Datenschutz und ePrivacy: Hemmschuh oder Chance für die deutsche Industrie?

Bei allen Nachteilen hat die DSGVO zu einem abteilungsübergreifenden Umdenken geführt: Das Kernstück der Kommunikation – die Daten der Kunden – müssen als Vertrauensvorschuss in die Qualität der Marke und ihrer Produkte gewertet werden. Das bedeutet, dass das Thema Content-Qualität eine völlig neue Bewertung erfahren hat. Die Einführung der DSGVO ist so zu einem Katalysator der Professionalisierung in der Kommunikation geworden. Nicht das Produkt, sondern der Kunde mit seinen Interessen und Rechten steht nun auch im B2B tatsächlich im Mittelpunkt. Mehrwert, Transparenz und Service sind die Gebote für starke Marken im globalen Wettbewerb. Gerade im B2B zählt Vertrauen. Dies sollten Unternehmen als Aufforderung und Chance in Zeiten der Digitalisierung begreifen. „Mit Daten ist alles möglich. B2B-Unternehmen, die jetzt und in Zukunft erfolgreich sein wollen, müssen das Potenzial unserer digitalen, datengenerierenden Welt nutzen.
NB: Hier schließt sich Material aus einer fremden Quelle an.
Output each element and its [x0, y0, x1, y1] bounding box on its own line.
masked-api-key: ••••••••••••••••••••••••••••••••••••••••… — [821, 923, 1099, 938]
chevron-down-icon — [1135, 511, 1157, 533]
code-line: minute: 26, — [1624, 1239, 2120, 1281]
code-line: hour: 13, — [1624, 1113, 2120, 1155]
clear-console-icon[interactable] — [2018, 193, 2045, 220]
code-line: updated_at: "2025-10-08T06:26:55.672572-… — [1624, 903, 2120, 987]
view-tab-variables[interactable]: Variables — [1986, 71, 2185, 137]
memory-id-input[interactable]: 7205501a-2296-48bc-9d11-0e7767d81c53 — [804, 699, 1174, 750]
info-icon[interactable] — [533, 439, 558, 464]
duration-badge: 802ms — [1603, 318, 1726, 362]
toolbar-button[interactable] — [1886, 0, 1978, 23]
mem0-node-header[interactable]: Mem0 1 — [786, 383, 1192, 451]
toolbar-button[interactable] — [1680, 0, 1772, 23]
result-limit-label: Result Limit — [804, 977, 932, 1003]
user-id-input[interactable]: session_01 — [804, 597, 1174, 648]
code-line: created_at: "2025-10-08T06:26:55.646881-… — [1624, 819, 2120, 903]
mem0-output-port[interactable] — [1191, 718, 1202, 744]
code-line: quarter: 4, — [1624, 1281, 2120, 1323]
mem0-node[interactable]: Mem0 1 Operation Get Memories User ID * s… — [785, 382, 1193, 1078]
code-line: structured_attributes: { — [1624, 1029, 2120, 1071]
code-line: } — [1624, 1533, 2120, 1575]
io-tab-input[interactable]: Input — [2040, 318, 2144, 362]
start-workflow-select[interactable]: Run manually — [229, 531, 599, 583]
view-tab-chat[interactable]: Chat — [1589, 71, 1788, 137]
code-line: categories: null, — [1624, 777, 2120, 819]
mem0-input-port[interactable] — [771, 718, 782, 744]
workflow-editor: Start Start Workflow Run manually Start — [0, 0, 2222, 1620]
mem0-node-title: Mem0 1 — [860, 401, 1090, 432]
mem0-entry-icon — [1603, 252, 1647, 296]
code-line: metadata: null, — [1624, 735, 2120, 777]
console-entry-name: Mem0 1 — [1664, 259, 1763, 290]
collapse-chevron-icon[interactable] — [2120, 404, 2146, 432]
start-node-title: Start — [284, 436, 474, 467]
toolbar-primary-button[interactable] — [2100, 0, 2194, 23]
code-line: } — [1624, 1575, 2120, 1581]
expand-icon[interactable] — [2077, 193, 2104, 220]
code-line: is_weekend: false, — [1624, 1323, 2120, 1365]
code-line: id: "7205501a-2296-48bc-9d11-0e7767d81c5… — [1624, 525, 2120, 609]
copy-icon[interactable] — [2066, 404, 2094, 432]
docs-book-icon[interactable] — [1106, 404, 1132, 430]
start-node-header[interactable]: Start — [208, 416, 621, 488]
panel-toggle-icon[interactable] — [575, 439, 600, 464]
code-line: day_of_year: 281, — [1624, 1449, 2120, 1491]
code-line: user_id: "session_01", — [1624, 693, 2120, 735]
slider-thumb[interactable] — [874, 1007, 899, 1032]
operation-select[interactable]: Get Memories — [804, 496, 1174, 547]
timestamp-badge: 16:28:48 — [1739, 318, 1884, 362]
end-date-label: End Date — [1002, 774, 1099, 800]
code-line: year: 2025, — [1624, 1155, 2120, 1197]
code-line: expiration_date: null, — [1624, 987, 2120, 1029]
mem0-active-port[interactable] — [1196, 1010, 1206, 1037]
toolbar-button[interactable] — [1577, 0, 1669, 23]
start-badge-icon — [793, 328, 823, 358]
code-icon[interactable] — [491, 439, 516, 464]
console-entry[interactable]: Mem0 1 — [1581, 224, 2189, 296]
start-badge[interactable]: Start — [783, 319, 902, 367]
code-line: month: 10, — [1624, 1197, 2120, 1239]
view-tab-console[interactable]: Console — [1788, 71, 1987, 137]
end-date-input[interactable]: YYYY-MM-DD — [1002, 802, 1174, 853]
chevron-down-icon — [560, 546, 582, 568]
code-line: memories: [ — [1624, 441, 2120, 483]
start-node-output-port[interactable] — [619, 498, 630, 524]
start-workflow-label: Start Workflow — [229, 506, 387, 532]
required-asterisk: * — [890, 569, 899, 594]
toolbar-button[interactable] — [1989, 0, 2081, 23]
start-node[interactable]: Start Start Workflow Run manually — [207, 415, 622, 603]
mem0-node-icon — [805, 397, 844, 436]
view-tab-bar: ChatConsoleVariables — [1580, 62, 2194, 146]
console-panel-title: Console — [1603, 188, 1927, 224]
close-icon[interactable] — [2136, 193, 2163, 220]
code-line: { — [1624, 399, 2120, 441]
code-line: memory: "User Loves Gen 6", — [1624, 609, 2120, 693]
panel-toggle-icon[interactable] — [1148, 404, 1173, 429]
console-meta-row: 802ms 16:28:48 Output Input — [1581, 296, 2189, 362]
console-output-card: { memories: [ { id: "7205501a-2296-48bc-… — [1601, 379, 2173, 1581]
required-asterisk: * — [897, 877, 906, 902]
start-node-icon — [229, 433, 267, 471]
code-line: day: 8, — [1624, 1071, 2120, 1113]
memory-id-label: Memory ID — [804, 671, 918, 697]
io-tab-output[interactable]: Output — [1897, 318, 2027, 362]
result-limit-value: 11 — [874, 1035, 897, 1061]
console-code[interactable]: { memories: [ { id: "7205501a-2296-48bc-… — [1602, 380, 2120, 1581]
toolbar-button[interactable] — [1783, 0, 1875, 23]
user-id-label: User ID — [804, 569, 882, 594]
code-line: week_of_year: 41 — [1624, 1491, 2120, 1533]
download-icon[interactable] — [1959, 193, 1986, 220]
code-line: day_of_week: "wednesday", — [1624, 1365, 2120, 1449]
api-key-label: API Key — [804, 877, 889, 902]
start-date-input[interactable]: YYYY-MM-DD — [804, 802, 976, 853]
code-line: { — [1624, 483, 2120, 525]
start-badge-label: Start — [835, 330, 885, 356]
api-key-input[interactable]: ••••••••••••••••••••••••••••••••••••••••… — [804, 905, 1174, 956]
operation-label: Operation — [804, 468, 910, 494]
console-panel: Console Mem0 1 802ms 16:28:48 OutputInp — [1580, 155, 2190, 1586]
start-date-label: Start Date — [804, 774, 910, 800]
Aus den Daten ihrer Interessenten und Kunden können Industrieunternehmen viel herausholen – sofern sie die Einwilligung der Betroffenen haben“, bestätigt der Marketing-Automation-Experte Martin Philipp, Geschäftsführer von bvik-Fördermitglied SC-Networks / Evalanche.

 

Autor: Tanja Auernhamer, Leitung der bvik-Geschäftsstelle

 


√ Praxistipp: Lead-Generierung auf Messen

Erfassen Sie auf eingesammelten Visitenkarten bzw. auf Lead-Bögen jeweils Datum und Uhrzeit des Messe-Besuchs mit Unterschrift des beratenden Mitarbeiters und archivieren Sie diese sorgfältig. Vor Gericht können Zeugenaussagen von Mitarbeitern im Zweifelsfall als Beleg für eine Einverständniserklärung dienen – auch ohne explizite Unterschrift des Kunden.